To go "oh, why does it matter if they're art? Just have fun!" (on a gaming centric site like The Escapist no less) is just undermining the whole potential that they have to be more than just fun. There are ideas that have yet to be tapped, that have yet to even be considered because developers just end up making your standard fare of games.

The fact that the industry needs the approval of people who neither know nor care about games in order to improve is quite sad actually.
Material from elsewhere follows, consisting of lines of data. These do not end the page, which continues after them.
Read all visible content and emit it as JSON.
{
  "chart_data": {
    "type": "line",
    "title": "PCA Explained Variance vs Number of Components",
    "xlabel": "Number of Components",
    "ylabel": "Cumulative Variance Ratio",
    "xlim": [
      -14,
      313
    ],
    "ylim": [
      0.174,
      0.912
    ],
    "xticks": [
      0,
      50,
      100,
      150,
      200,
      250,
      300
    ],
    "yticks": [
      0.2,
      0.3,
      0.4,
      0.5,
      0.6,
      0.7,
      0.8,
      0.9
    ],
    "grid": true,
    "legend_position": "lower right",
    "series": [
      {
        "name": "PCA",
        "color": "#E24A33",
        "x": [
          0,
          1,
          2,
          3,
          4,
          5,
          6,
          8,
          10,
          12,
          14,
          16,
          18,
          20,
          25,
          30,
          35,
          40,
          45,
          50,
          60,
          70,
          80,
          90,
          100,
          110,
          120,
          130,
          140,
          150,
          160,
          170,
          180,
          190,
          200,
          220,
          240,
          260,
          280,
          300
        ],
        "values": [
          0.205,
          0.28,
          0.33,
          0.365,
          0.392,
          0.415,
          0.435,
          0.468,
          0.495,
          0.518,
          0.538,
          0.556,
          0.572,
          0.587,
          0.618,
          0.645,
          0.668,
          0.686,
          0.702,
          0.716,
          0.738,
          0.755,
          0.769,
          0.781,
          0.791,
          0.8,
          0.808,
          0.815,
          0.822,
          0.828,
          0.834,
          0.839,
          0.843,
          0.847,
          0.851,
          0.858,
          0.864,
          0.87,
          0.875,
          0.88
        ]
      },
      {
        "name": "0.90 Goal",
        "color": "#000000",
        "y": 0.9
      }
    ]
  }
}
You know I really think people who believe games aren't art think that all games are like CoD or GTA. They seem to be the only games ever brought up in these arguments. If someone considers movies, novels ect as art then they should consider video games as art.

Grey Carter:
"I'd suggest that the things we really consider art are the things that allow us to ask profound questions about who we are, how we live and the state of the world around us. I think most games don't get to that place, and it's important to set that bar quite high."

I don't agree with this definition at all. Art doesn't have to ask profound questions, and art doesn't need to change lives with every piece. Demanding that is quite ridiculous and really narrows the scope of what can be considered art and what can not. Hell, by that definition I think we would define philosophical literature art more often than paintings. By that definition Discourse of Method (by René Descartes) is more of an artpiece than the Mona Lisa.

Art is subjective. The definition of art is subjective. To me, art can be something that's aesthetically beautiful but doesn't have a real meaning behind it. Concept Art is Art to me. Illustration is Art to me. Rock 'n' Roll is art to me. Entertainment in general is more or less an artform in itself.

RaNDM G:
He's got a point. Of all the games that are out there, Braid and Silent Hill 2 are the only ones I can think of which you can actually debate about.

I don't see how those two are even debatable, that is to say they are both works of art. Especially Silent Hill 2, which obviously neither of those two have played. That game is a work of art like no other I've personally experienced. And it came out ten years ago. Honestly, whenever I see this come up I think this: "Silent Hill 2. /tread"

Silent Hill 2 definitely meets that guys' criteria of asking all the big questions, and then some. Every single argument I've seen against games as art always say some variant of "no game has done X, so games can't be art." Silent Hill 2 has done everything that those arguments claim games haven't done, and did it in a way no other media could hope to ever reproduce. That's why Silent Hill 2 is a work of art, and it's the game that set the example for what games can be considered art. It's the game the proved games can be art, you could say.

Also, this:

Wuggy:

Art is subjective. The definition of art is subjective.

The_root_of_all_evil:
Portal
Audiosurf

"I'd suggest that the things we really consider art are the things that allow us to ask profound questions about who we are, how we live and the state of the world around us.

Which of these games haven't made you question some aspect of your life?

I have played those two games, and neither of them made me question something about my life.

However there has been no movie, painting, sculpture, song or game that ever has. That does not though mean I don't consider those things art, my definition of art is just different...

...which is apparently the case for everyone, so this whole "x is art" thing doesn't make much sense to me.

Has everyone forgotten The Void, Zeno Clash, Cargo! The Quest for Gravity, Pathologic, I Have No Mouth and I Must Scream, or, hell, even LSD. That gentleman should do some research on the games of actual artistic merit. Who in the hell thinks that Minecraft is art, you may as well say that a black canvas, or the standard square block of marble is art.

The artistic revolution has been going on for years, guys, and you've missed it.

Grey Carter:

The fact that the industry needs the approval of people who neither know nor care about games in order to improve is quite sad actually.

Unfortunately it is these kinds of people who set and enforce censorship and age restrictions, they ARE affecting our industry. We NEED to get them on board if we are to move forward.

We have the situation where the ultra-violent "torture-porn" Saw series have the same age rating as the Halo series.